When residential sales accelerated in June, some brokers said the rush to beat the tax could trigger a broader sales rebound, as buyers who had been hesitating for many months could decide to buy. The market had been weakening for several years.
The new July sales figures cast doubt on that idea and suggest the tax surge simply sped up sales that would have happened anyway. “Consumer behavior is modified by tax-policy change, and this is exactly what we are seeing,” said Jonathan Miller, an appraiser and market analyst.
Mr. Miller said that the July slump may actually be overstating the pace of the slowdown—which he says may be nearing a bottom—after steep price cuts last year.
The new state transfer tax—a one-time payment on any property selling for at least $2 million in New York City ranges from 0.25%, or $5,000, on a $2 million sale, to 3.15% on sales of $25 million or more—triggered a rush to close. The result: Records were set for the most sales above $2 million, above $10 million and even above $25 million.
July represented a reversal, the Journal analysis found. There were 162 sales for $2 million or more in July, 62% of average monthly sales over the last decade. That compares with 685 in June. Total Manhattan sales fell from a record $4.9 billion to just under $1.54 billion, the lowest July total since 2009 and the lowest month overall since 2013.

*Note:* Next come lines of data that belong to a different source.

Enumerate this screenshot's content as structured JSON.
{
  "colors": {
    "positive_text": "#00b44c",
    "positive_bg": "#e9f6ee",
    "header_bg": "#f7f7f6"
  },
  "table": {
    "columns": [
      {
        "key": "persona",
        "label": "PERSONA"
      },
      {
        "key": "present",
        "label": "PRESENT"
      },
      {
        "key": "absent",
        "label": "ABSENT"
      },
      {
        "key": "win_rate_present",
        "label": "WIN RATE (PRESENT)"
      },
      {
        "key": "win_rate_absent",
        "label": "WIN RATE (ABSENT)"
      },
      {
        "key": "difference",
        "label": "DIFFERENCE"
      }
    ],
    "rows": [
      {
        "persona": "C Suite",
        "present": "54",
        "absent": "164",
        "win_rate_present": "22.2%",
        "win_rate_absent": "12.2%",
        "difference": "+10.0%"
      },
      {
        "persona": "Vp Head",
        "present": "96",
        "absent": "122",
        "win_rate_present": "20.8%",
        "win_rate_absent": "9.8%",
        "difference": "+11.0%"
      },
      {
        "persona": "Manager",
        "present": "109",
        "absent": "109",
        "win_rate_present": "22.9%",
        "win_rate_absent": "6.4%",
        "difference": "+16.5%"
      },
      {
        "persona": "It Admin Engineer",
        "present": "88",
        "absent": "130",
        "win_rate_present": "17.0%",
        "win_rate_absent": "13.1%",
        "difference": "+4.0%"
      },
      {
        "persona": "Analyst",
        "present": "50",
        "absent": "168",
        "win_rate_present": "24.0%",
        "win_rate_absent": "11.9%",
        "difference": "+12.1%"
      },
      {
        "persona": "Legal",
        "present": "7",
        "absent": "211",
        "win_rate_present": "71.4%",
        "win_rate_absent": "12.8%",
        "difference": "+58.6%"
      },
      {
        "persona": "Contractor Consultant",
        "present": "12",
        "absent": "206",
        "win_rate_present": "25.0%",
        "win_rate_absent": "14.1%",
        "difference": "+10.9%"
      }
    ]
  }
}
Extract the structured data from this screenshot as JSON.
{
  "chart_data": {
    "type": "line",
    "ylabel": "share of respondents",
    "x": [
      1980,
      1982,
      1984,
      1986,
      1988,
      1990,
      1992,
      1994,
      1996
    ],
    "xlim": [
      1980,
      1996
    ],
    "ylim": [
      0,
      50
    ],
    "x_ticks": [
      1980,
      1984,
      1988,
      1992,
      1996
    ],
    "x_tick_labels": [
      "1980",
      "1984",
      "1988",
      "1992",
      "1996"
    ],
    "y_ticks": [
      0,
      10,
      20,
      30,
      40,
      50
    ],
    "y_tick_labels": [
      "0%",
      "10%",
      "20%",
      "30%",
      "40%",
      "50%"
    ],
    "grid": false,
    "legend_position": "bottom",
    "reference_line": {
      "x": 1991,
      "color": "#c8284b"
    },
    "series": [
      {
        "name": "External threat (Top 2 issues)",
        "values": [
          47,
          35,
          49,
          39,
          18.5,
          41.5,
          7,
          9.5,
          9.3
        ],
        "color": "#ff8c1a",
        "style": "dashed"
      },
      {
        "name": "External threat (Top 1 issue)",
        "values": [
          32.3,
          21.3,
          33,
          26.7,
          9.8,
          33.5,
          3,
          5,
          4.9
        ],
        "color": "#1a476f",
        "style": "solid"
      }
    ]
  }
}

The new Hudson Yards real-estate development in Manhattan. PHOTO: JUSTIN LANE/SHUTTERSTOCK
Getting Ahead: Manhattan luxury-home sales soared in June and plummeted in July, the month when higher taxes were imposed.Source: WSJ analysis of NYC property recordsNote: Sales for $2 million or more, filed through Aug. 31
The median sale price of a Manhattan apartment fell to $970,000, the lowest level in four years. That was down 40% from the figure in June, which was pushed up by the many high-end sales.
At the same time, sales below $2 million, which weren’t subject to the new tax, chugged along at a steady pace. These sales were up 2.5% from June and were the largest July total since 2015. The analysis includes sales filed through Aug. 31.
Donna Olshan, a broker who tracks the luxury market, said the slowdown has continued. She said the number of contracts signed for properties listed for $4 million or more fell 17% this year through August, including a steep decline this month.
She attributed much of the slowdown to the long-term effects of another change in taxation that increased the cost of owning real estate: federal limits placed on the deductibility of state and local taxes, including on New York’s relatively high property taxes. The new limits took effect in 2018.
“The crisis seems to be going sideways,” she said. Sellers who lower their prices are doing deals, she said, while other listings sit on the market. Many condo developers aren’t lowering prices, but they are telling brokers to “‘just make me an offer,’” she said.
There were 12 transactions for $10 million or more in July, a below-average month, and the lowest monthly total since 2015. The biggest was the $65.75 million purchase of a penthouse at a new condominium at 220 Central Park South by the Gordon M. Sumner, better known as the musician Sting.
But Sting’s 5,845 square foot four-story apartment wasn’t hit by the new tax, since he went into contract on it in June 2016.
The new tax rates took effect on July 1 for most transactions, but the state grandfathered in sales that were in contract by the start of the state’s fiscal year on April 1 at the old rates.
All but one of the $10 million-plus transactions, including eight sales in new developments, were exempt from the new tax.
The only one hit by the tax was the purchase of a three-bedroom co-op by Georgina Bloomberg, a daughter of former New York City Mayor Michael Bloomberg. She paid $10.2 million for an apartment on the 12th floor of 101 Central Park West, a building where she already has a home. She paid an extra $229,400 in taxes because of the higher rates, according to property records.